A Comment About

Today’s Health Insurance Ain’t Insurance

March 7, 2008 - 1:00 am - by Charlie Martin
DJ
2008-03-07 11:22:58

Blue Cross was never, properly understood, a health insurance program. It was originally a network of hospitals that agreed to provide services to subscribers who paid a flat monthly fee–with no assessment of risk–for services at the hospital. Technically, Blue Cross was called a health care contractor or health care service contractor (and, in many states, it still is). Hospital health care service contracts were pretty common in the years before the war–as were other kinds of service contracts (shoe repair, farm equipment repair, etc.) Pay a flat monthly fee, get the service. The Blue Cross association revolutionized this by making hospital services available on a region-wide or nationwide basis by creating a hospital network that allowed an increasingly mobile post-war population access to hospital services outside their community.

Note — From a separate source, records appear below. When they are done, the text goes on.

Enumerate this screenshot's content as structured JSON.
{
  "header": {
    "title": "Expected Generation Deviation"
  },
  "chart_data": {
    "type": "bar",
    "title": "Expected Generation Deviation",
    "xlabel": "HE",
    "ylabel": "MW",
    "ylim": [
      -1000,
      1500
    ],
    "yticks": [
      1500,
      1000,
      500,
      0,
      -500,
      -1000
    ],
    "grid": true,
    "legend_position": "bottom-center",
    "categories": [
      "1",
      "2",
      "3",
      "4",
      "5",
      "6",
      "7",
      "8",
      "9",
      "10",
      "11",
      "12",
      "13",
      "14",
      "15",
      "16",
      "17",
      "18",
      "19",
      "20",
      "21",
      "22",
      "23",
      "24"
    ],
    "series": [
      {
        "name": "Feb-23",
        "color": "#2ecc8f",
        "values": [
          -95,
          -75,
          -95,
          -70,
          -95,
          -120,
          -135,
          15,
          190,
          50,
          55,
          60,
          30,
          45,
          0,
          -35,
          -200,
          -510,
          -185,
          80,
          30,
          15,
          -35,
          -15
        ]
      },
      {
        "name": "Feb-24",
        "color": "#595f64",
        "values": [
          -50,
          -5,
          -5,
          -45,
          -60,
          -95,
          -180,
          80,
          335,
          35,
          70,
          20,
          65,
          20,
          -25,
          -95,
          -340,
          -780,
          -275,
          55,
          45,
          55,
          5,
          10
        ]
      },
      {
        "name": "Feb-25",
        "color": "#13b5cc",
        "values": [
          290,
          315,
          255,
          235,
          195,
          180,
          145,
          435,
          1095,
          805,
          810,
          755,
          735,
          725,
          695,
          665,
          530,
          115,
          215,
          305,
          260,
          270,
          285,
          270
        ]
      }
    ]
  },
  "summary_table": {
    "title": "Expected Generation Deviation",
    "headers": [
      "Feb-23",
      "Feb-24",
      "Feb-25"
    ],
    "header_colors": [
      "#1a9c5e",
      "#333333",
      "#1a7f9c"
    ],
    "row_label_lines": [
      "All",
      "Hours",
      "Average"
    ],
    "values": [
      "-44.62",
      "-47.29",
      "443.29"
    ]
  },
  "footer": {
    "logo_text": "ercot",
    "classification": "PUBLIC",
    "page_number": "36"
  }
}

The hospital service contracts weren’t like a making a bet at all: there was no underwriting, monthly charges were relatively uniform, and access to hospital services was generally uniform. But it was too much of a good thing, and there was no real way to control subscribers’ overutilization of hospital services–which, in turn, dramatically increased costs. So, over time, the hospital service contracts offered by Blue Cross franchisees tended to resemble more traditional “health insurance” products, with risk-assessment, underwriting, co-pays, and the like.